The result is stored in res, that contains expressions (res.expressions
)
and diagrams (res.diagrams
). Expressions can be displayed in the
terminal with Display(res)
and diagrams can be showed by
GRAFED with Show(res)
:
Display(res);
Show(res);
Squared amplitude
Then, let's create with MARTY a library containing the squared amplitude of this process as a numerical C++ function. First, we need to calculate this quantity:
Expr squared_ampl = toyModel.computeSquaredAmplitude(res);
The squared amplitude is a scalar symbolic expression. It is averaged over incoming spins.
Library generation
Now, let's place the library in a given location and compile it automatically with MARTY:
mty::Library myLib("toy", "<library-location-path>");
myLib.addFunction("squared_ampl", squared_ampl);
myLib.build();
One has to precise here mty::
because
it is an object that already exists in CSL (csl::Library
), doing the same thing.
The specialized object in the namespace mty
simply adds some standard options for the generated library to compile properly.

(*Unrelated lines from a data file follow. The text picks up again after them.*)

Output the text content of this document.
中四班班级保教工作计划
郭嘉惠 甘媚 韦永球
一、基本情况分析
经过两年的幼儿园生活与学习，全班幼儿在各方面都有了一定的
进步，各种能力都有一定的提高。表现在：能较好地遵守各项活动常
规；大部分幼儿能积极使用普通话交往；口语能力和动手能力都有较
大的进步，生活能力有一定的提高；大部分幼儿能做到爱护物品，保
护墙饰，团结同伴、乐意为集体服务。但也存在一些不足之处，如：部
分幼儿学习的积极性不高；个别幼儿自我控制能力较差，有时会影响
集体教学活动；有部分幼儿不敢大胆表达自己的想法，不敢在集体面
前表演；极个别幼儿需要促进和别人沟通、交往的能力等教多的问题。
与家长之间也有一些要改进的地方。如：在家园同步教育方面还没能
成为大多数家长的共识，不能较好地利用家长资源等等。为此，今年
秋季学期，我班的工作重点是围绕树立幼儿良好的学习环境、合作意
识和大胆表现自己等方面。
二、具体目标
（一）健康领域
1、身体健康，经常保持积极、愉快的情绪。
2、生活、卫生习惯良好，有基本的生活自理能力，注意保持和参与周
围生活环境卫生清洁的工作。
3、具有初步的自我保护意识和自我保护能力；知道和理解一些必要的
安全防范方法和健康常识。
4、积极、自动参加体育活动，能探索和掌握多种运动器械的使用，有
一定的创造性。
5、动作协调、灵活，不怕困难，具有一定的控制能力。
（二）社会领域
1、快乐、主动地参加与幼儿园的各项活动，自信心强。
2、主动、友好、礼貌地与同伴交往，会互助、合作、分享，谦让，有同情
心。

It is recommended to always use the library in the mty
namespace.
If MARTY and/or CSL are not installed in a standard path, one must add the following lines before building the library:
myLib.addIPath("<marty-installation-path>/include");
myLib.addIPath("<csl-installation-path>/include");
myLib.addLPath("<marty-installation-path>/lib");
myLib.addLPath("<csl-installation-path>/lib");
Library usage
Now that the library is built, let's go in its folder and try to evaluate our
squared amplitude. By modifying the file script/example_toy.cpp
and typing make
in the root directory of the library, one may directly
get a running program in bin/example_toy.x
. For example:
#include "toy.h"
using namespace std;
using namespace toy;
int main() {
// Initial parameter definitions
double M_W = 80.379;
double e = sqrt(4 * M_PI * 1. / 137);
double m_u = 0;
double m_d = 0;
double thetaW = asin(sqrt(0.231));
// Kinematics left to the user
double E_CM = 1e2; // 100 GeV in center of mass
double theta = M_PI / 3; // Let's take an angle of pi / 3
double s = E_CM * E_CM;
double t = s / 2 * (1 - cos(theta));
double u = s / 2 * (1 + cos(theta));
double s_12, s_13, s_14, s_23, s_24, s_34;
s_12 = s_34 = s / 2;
s_13 = s_24 = -t / 2;
s_14 = s_23 = -u / 2;
param_t params;
params.M_W = M_W;
params.reg_prop = 0; // Regulator not needed here
params.e = e;
params.m_u = m_u;
params.m_d = m_d;
params.thetaW = thetaW;
params.s_12 = s_12;
params.s_13 = s_13;
params.s_14 = s_14;
params.s_23 = s_23;
params.s_24 = s_24;
params.s_34 = s_34;
// Final result
cout << "Squared amplitude: ";
cout << squared_ampl(params);
cout << endl;
return 0;
}
Finally, here is the result:
Squared amplitude = (0.201037,0)
One can see that the squared amplitude is real, and the final value will of course depend on the initial parameters. We built a model entirely from scratch, calculated an amplitude followed by its squared value implying even more simplifications, obtained its analytical value and generated automatically a numerical C++ library evaluating this analytical expression for a given set of initial parameters. All of this in less than a hundred lines of code.